Manning and Brady. Brady or Manning. They are probably the only ones who can relate to the other. While both are wealthy beyond our understanding, they'd rather be buried in a dark room, under a cone of light from a film projector, parsing the next opponent's tendencies on third down.
So while Brady has at least a few years left, and Manning has a few games left, it's fitting that their final intersection has so much meaning.
The game is in Denver, which means way more to Manning, because of the wide chasm in current ability, and the fact that the home team is 4-0 in their playoff meetings. Brady is long renowned for his ability to throw the ball in all elements, so frigid air and Denver decibels will serve as little more than speed bumps. Manning needs any edge he can get, including the paper-thin air of the Rockies.

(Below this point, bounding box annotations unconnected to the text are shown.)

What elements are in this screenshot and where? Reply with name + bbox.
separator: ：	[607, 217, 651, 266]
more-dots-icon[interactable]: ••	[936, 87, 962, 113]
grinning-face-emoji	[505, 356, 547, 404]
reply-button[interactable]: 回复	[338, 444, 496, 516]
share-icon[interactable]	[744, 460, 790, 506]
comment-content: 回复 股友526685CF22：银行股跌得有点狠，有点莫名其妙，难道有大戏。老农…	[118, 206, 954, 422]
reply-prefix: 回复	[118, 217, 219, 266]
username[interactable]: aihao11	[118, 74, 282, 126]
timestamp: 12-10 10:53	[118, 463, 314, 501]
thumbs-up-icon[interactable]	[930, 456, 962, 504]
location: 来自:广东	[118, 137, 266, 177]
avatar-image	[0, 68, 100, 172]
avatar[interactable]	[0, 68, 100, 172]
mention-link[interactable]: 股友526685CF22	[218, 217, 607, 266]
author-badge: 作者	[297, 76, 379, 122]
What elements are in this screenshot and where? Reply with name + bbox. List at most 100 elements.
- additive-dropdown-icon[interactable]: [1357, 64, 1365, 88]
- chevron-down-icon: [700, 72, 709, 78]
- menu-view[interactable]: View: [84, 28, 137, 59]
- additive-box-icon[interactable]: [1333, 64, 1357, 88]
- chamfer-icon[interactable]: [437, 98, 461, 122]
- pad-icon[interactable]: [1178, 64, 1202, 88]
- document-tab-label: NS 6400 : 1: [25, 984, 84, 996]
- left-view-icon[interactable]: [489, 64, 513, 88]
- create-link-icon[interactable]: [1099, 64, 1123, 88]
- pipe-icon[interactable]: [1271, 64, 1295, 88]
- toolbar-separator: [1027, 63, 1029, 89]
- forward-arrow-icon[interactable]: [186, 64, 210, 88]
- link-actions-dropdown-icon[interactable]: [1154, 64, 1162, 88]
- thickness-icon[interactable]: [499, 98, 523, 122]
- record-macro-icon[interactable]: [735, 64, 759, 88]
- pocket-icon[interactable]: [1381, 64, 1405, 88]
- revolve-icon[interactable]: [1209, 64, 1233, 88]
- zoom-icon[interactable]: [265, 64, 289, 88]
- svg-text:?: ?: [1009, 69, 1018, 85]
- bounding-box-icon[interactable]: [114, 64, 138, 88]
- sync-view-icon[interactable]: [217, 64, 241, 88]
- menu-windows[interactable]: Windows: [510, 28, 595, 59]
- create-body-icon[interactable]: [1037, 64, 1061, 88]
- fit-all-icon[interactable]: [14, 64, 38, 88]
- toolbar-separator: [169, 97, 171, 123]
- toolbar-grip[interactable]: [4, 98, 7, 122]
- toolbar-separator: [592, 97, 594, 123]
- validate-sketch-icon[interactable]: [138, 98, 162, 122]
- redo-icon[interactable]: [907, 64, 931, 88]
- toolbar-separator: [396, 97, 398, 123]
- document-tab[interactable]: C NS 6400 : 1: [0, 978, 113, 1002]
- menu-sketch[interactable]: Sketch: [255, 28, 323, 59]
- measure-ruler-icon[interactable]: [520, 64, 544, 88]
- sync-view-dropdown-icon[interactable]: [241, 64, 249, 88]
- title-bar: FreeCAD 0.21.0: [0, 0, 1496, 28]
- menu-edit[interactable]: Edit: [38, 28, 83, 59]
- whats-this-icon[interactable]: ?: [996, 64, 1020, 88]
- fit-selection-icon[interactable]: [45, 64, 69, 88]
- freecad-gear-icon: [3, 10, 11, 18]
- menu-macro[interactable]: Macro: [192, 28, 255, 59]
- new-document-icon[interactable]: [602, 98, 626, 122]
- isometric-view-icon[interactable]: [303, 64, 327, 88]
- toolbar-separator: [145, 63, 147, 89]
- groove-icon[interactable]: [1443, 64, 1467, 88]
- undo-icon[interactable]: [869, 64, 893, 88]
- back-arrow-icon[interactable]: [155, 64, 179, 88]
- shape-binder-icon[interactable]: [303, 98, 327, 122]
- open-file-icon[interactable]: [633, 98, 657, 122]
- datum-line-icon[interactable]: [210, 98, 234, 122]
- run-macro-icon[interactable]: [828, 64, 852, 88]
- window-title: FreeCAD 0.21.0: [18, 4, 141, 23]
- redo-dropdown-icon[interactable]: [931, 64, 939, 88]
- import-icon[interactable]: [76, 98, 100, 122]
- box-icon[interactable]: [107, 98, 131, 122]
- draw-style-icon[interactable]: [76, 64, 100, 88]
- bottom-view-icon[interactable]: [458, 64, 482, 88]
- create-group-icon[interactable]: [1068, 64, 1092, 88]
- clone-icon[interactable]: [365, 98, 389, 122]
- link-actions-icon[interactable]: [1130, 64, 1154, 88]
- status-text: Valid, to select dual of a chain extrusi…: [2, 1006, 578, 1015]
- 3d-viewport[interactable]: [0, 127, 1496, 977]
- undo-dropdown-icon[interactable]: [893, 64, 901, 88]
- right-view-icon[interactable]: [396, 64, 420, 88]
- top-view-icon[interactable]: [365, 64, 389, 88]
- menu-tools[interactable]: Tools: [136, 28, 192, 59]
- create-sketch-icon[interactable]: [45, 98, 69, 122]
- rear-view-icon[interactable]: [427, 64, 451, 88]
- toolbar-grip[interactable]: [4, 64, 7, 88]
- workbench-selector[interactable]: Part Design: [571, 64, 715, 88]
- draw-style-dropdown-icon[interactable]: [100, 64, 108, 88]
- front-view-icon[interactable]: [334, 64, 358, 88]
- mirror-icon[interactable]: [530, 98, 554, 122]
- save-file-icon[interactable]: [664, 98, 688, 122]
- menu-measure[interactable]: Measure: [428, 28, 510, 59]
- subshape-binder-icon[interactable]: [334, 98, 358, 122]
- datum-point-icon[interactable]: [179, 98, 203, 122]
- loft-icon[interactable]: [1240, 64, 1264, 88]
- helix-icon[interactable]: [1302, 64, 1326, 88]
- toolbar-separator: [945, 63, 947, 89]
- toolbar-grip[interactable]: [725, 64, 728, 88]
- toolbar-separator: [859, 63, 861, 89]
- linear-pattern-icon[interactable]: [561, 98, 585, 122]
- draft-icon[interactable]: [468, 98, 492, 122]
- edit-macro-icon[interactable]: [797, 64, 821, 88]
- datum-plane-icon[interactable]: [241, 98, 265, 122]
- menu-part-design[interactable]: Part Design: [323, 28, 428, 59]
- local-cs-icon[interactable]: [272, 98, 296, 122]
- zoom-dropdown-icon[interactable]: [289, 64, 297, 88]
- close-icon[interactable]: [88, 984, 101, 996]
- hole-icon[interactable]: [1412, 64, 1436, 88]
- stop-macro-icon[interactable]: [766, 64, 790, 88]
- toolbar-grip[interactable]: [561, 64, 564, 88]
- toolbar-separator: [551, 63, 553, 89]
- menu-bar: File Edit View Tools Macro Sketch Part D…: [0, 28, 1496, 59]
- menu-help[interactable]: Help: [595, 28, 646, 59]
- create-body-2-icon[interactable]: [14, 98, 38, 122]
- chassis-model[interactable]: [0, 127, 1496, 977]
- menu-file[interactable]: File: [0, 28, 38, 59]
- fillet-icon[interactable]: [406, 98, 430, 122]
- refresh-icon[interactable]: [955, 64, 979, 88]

Tom Brady has won in Denver only twice in his career, and neither win was over Peyton Manning. The two victories came against Danny Kannel and ... Tim Tebow. Tebow is no Manning. Or is he? The greatest gameday variable and key to victory is the state of No. 18.
If this is indeed Peyton's final playoff exit, it's fitting that it comes at the hand of his only peer and eternal tormentor. They may not look anything alike, but they're still gridiron soul mates.